I totally agree. I was offended with the constant use of 'le jeune homme'. This is representative of a deep rooted ignorance... May SHE rest in peace.

Vous auriez pu respecter la personne de Sameer Moosun, et honorer son martyre, en parlant d'elle au féminin. Le sacrifice ultime ne vous suffit pas?

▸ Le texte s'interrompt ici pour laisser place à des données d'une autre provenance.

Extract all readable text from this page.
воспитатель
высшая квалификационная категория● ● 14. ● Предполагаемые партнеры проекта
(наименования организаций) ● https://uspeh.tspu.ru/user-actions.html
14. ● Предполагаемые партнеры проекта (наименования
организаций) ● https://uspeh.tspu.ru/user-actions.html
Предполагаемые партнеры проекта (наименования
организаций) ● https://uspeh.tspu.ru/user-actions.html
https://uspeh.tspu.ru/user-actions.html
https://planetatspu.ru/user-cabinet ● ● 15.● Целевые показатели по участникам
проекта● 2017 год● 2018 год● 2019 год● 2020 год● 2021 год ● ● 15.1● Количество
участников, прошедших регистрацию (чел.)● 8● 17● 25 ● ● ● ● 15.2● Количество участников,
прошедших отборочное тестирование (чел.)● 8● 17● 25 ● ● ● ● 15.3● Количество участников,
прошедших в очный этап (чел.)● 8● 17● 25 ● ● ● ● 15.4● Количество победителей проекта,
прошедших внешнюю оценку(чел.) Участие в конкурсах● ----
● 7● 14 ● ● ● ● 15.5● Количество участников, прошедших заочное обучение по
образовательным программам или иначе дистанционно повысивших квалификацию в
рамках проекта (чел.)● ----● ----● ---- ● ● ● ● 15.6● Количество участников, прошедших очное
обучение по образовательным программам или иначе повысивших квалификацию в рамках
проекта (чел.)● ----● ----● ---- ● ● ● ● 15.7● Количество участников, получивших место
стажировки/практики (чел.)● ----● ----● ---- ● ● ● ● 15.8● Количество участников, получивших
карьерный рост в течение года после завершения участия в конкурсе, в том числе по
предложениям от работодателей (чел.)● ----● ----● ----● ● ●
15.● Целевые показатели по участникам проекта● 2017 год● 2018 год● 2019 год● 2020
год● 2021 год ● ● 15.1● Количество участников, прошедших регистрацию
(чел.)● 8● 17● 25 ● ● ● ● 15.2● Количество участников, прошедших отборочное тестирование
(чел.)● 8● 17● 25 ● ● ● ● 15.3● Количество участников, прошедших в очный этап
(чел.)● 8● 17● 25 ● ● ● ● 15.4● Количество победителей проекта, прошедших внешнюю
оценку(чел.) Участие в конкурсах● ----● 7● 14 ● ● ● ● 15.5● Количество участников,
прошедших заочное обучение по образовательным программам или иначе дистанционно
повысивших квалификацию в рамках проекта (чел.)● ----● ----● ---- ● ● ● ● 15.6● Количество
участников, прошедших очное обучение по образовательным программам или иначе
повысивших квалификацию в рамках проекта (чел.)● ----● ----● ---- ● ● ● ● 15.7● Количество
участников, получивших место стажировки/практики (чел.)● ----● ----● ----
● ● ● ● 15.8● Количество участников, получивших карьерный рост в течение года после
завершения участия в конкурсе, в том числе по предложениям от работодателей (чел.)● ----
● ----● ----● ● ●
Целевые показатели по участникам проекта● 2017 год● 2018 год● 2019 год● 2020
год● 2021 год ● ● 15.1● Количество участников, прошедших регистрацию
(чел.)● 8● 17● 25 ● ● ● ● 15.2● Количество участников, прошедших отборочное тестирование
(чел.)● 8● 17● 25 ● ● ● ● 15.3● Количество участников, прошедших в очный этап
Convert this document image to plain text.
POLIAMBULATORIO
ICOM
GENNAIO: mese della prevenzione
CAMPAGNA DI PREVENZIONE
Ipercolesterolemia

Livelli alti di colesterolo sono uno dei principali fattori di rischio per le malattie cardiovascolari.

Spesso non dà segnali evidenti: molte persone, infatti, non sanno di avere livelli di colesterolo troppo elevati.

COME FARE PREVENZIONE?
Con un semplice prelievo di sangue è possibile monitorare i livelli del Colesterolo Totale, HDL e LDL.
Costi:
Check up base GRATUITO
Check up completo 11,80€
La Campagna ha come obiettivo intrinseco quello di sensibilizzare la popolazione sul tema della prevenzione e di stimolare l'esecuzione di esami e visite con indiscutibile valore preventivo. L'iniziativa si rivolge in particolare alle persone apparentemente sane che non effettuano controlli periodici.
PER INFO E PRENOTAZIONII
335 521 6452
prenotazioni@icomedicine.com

Svp, ayez au moins la descence de parler d'elle au féminin. Le genre et le sexe sont 2 notions distinctes, svp, ajustez voter article de facon respectueuse pour cette personne.

On ne dit pas UN femme
On ne dit pas UNE homme.
Dans les questions d'identité la grammaire est vitale.
Cette femme trans est peut être morte parce que la haine née du refus des différences ont rendu les coups des agresseurs plus violents.

A un époque d'autre différences, raciales celles là, rendaient les coups des agresseurs plus violents du fait de la couleur de la peau de la victime.

Quand une personne est née dans le mauvais corps, quand elle a eu le courage d'assumer sa vraie identité intérieure aux yeux de tous et qu'elle en a souffert. Il serai juste et humain, que si on le lui a refusé de son vivant on l’appelle sur son lit de mort par le prénom et le genre vrai, celui qui était en elle, dans son cœur.

“On ne voit bien qu'avec le cœur”. Antoine de Saint-Exupéry.